Prior to JDK 1.5, the Java class file was a rather simple beast. Every referenced class had a CONSTANT_Class_info entry in the constant pool. This structure actually references another entry in the constant pool, which holds the actual class name, but BCEL provides the ConstantClass object so you don't have to chase this reference. It's very easy to find all the external classes that your program references: walk the constant pool and pull out the ConstantClass values.

That functionality is exactly what I needed to cross-check project dependencies. But when I wrote a testcase to check my dependency-extraction method, it failed. I had used the test class itself as my target, and just by chance I picked the @Test annotation as one of my assertions. As far as my dependency-extraction code was concerned, I didn't have a reference to the annotation class.

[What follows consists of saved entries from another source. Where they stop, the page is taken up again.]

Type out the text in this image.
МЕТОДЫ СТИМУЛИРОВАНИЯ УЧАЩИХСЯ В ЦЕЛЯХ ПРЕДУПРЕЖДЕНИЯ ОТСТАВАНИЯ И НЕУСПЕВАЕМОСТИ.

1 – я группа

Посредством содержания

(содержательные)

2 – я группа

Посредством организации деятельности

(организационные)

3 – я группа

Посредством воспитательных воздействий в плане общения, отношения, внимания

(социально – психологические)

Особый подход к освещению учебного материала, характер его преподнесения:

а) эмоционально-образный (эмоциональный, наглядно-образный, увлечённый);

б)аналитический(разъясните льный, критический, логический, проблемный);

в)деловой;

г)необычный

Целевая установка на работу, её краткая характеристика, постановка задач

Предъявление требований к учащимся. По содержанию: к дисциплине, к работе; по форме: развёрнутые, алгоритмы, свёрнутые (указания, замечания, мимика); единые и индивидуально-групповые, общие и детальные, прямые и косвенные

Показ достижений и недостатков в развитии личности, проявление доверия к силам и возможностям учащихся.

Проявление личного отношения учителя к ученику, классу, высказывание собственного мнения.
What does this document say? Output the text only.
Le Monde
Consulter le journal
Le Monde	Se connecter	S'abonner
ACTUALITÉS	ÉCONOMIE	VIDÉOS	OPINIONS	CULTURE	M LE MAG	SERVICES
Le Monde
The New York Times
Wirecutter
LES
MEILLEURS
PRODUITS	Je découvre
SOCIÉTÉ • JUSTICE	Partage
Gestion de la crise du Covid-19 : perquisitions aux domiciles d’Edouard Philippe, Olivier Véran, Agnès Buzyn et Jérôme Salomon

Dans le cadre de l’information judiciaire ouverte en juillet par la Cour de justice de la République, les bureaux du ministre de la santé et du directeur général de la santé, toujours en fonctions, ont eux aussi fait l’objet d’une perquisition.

I figured that there must be some flag in the CONSTANT_Class_info structure that was confusing BCEL — its released version hasn't been updated for JDK 1.5. So I turned to the JDK 1.5 classfile doc, and it slowly dawned on me: annotation classes aren't referenced in the constant pool. Instead, you have to walk through all of the annotation attributes, and get their names out of the constant pool. OK, I should have realized this sooner; after all, it wasn't so long ago that I'd written the annotation parsing code in BCELX.

Of course, this meant that I now had to add support for parameter and field-level annotations to BCELX (I was going to have to parameters anyway, to support another project). While doing this, I discovered something else interesting: the API docs say that you can apply annotations to packages and local variables, but the classfile docs give no indication that this is actually supported.

There are a couple of things that I take from this experience. The first is that it's another piece of evidence that JDK 1.5 represented a changing of the guard at Sun. Annotations have often had a “tacked on” feel to me — right down to the @interface keyword (they broke backwards compatibility for enum, would it have been so bad to add annotation?). I'm sure there was a reason for not treating an annotation reference as just another class, but quite frankly I can't see it.

The other thing I learned is to beware testcases built around spot checks. If I had written my testcase to look for org.junit.Assert rather than org.junit.Test, I never would have found the issue — until it turned up when using the utility. But there are lots of cases where exhaustive checks aren't cost-effective. Including this one: should I write a test that verifies every possible annotation reference? I'll need to, if I want 100% coverage, but really: it's a tiny part of the overall project.

One that could have been far easier if the JVM team had cleanly integrated their changes, and followed the existing model. I suppose that's the real take-away: if you're evolving a design, don't simply tack on the changes.